The question is, will it be a Nocturne? Wellllllll … it’ll be a paranormal, and there’s romance in it. That’s all I can say at the moment. I’m re-reading the stack of Nocturnes I already have to get a feel for the line. Even with study and the best of intentions, I suspect I’ll end up writing my book and not Harlequin’s. That’s just how it goes.
Here’s a for instance: the heroine finds out she’s (can’t say; it’s a spoiler). She is not pleased. “I’m not a (spoiler)! I’m a waitress, dammit!” She then blasts the bad guy six ways from Sunday. “You want fries with that, you son of a bitch?” she screams at him.
I don’t know for sure if that scene will make it into the final version. Right now I’m leaning that way. It’s how I write. I know Siren would let me get away with it. Maybe so would a couple other publishers.
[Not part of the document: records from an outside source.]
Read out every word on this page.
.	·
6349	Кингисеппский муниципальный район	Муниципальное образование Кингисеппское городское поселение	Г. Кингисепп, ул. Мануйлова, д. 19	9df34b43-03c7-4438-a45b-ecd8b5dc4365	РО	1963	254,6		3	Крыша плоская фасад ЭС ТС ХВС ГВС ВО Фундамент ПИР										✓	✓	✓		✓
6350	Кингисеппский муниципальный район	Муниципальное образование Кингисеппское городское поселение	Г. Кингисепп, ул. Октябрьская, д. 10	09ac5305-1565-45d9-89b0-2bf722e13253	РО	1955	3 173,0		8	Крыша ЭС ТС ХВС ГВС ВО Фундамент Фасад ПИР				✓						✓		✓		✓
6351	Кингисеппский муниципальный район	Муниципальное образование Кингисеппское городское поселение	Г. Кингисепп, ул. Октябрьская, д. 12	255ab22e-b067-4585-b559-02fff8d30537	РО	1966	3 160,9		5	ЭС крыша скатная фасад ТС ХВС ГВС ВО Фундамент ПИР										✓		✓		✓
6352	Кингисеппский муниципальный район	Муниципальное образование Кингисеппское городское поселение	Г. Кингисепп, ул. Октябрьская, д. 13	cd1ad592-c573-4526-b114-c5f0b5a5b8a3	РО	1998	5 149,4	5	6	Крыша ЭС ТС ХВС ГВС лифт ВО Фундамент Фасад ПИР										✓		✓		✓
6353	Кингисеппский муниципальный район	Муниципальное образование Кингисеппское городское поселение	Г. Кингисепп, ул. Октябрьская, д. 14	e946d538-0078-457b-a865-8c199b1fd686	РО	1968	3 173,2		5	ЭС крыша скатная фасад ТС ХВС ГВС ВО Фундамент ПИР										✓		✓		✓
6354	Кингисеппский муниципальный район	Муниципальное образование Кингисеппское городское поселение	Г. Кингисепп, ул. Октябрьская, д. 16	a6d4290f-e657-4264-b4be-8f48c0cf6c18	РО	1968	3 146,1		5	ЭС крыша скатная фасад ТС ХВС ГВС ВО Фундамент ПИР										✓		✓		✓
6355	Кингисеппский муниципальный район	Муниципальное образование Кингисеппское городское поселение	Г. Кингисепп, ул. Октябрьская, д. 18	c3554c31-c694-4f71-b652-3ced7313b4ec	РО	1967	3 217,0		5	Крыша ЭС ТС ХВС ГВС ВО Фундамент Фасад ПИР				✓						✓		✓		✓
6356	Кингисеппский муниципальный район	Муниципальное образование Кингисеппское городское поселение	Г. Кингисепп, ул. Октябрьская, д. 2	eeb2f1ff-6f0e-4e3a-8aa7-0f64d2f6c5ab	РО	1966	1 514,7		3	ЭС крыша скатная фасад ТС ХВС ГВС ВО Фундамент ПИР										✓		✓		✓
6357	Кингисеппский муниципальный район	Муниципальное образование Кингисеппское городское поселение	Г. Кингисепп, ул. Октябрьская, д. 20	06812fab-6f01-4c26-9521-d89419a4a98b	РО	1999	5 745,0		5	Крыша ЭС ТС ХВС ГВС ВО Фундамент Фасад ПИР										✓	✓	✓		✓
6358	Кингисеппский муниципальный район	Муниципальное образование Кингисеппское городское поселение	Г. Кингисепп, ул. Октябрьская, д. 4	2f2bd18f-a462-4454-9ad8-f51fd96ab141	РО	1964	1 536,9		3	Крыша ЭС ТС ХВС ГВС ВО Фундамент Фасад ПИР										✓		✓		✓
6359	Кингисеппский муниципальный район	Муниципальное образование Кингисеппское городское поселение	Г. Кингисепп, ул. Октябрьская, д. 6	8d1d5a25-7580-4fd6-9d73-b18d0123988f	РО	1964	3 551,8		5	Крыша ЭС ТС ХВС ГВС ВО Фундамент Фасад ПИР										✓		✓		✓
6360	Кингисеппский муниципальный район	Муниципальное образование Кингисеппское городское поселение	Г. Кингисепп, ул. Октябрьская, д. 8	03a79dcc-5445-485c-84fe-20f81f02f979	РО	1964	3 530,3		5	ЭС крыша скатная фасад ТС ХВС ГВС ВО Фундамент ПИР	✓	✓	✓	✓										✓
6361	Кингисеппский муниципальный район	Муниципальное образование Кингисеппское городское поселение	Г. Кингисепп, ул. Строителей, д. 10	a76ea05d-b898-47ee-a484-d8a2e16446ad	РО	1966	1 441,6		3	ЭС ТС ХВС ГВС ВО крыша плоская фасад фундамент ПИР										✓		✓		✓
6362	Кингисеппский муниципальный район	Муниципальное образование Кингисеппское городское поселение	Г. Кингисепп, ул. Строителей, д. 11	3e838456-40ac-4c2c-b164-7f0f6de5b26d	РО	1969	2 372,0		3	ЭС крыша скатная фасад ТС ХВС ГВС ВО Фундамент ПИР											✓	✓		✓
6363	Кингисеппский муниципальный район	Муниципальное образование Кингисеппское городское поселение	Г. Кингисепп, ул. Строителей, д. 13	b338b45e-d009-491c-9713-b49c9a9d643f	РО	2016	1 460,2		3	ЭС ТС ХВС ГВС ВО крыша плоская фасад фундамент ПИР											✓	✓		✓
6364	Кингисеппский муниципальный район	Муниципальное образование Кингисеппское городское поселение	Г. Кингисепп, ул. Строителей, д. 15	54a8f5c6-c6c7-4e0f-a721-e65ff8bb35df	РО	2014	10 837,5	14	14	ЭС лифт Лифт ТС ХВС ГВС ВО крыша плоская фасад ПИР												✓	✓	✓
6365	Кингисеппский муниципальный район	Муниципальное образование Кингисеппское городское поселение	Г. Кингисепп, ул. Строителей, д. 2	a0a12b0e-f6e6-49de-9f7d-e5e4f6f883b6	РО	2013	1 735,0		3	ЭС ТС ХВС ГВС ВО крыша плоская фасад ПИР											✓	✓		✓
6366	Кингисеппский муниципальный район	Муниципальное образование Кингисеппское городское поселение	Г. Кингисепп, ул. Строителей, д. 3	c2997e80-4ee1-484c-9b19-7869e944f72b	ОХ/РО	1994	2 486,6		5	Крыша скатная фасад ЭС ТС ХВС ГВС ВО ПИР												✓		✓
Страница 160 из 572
Maybe even Harlequin’s Carina imprint. But one of their category books? No way. Not only is the damsel swearing and tossing around Bruce Willis-style quips, she’s way too proactive for a conservative Harlequin category romance. The monthly series books are the Big Macs of romance: same pickles, special sauce and onions every time. Play with the winning formula and the readers might get testy.
Y’know what? Screw it. I’m holding my own contest. I’m going to write a full-length novel by the end of September. That’s 85,000 words in what is now less than a month. Maybe it’ll even look like a Nocturne. I’m not concerned with that. I just want to finish a book. I’m going to see if I can stick to a schedule, achieve daily writing goals and make a deadline. To motivate myself, I’m entering my first chapter. That should drive me to complete and polish the book by October 10. This time if a publisher emails me, I’ll be ready.
If they don’t, no loss. I’ll still have a paranormal romance novel finished and ready to market. If nobody bites, there’s always self-publishing. I come out ahead no matter what.
Now all I have to do is write the thing. I knew there was a catch. Back to the keyboard and the caffeine. If I can stay awake, I’ll keep you posted.